Plants subcontracted by Adidas, Nike and Puma were among accused of polluting rivers in China with toxic, hormone-disrupting chemicals banned in Europe and elsewhere, according to a report from environment group Greenpeace.
Other companies identified in the report were Calvin Klein, Lacoste, Abercrombie and Fitch and China’s Li Ning.
The year-long investigation focused on two major Chinese suppliers, the Youngor Textile Complex in Ningbo on the Yangtze River Delta and the Well Dyeing Factory in the Pearl River Delta near Hong Kong.
All the brands mentioned in the report have confirmed they source products from one of the two Chinese suppliers, Greenpeace said.
Greenpeace’s Li Yifang said China had yet to implement a systematic chemicals management policy, but responsibility must also lie with global firms outsourcing to China to cut costs.
“None of the corporations mentioned in our report have a comprehensive, publicly available policy that ensures that their suppliers are eliminating hazardous chemicals from their supply chain.

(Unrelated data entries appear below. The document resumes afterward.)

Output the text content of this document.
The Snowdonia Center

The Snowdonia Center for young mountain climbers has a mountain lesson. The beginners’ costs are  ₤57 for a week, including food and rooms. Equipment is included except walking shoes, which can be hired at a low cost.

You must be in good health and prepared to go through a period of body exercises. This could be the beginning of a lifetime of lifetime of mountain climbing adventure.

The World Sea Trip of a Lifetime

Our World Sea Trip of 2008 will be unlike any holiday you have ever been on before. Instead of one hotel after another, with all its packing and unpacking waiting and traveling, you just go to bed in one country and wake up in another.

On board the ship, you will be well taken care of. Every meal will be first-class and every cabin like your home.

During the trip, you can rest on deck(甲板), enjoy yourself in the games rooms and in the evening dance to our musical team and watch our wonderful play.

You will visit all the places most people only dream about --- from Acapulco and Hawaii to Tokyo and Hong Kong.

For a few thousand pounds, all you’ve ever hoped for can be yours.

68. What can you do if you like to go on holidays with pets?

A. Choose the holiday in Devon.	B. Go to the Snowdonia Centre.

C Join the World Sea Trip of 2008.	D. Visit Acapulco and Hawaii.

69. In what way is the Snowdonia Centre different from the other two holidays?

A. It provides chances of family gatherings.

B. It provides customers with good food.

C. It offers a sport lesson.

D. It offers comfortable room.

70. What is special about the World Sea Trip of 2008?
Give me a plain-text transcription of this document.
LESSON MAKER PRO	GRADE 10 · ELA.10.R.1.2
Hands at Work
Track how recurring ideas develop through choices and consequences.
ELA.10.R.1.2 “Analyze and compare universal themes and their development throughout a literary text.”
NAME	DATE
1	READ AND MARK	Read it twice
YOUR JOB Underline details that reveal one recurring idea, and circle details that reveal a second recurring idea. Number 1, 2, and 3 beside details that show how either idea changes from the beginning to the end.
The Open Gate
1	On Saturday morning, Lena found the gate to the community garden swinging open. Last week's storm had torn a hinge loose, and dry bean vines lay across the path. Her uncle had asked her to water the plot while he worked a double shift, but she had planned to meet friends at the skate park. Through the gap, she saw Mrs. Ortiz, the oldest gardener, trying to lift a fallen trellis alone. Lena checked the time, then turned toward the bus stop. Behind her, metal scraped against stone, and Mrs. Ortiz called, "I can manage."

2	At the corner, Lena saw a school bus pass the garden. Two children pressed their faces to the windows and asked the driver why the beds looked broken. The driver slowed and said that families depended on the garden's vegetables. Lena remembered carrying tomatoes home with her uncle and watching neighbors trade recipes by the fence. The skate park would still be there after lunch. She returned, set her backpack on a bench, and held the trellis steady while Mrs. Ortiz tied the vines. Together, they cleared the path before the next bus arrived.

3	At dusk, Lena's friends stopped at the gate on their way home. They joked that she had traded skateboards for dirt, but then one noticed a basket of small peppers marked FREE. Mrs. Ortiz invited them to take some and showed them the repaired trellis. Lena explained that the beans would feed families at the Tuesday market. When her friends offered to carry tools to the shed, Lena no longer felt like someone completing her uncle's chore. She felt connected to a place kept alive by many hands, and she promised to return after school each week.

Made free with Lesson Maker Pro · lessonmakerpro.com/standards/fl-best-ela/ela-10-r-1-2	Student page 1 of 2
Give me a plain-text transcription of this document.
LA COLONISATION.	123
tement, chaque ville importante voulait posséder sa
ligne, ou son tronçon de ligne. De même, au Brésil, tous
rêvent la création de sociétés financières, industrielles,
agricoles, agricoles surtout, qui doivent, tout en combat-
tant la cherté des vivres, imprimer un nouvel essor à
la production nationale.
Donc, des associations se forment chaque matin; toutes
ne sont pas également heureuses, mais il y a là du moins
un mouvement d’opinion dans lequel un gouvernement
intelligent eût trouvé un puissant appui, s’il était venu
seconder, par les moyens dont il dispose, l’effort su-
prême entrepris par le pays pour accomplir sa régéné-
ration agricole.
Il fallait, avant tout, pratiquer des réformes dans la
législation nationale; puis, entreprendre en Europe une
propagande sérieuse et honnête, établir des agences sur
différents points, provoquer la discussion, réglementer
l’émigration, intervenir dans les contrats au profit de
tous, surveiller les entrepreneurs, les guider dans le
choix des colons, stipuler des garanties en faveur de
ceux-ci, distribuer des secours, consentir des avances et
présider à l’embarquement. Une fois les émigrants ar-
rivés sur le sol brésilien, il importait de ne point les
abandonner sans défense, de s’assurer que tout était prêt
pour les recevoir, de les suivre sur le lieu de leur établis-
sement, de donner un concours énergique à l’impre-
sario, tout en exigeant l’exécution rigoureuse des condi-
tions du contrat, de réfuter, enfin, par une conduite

So, we believe they are perpetuating toxic pollution,” she told reporters at the report’s launch, according to Reuters.
Greenpeace’s Li said samples taken from the wastewater discharges from the two facilities revealed the presence of heavy metals and hazardous, hormone-disrupting substances such as alkylphenols and perfluorinated chemicals.
“We take the problem which Greenpeace raised seriously, and we will work with Greenpeace to find a solution,” Youngor said in a statement provided to the environmental group.
Nike, Puma and Adidas said the companies only run cut-and-sew facilities, which does not warrant the use of chemicals, according to the Reuters report.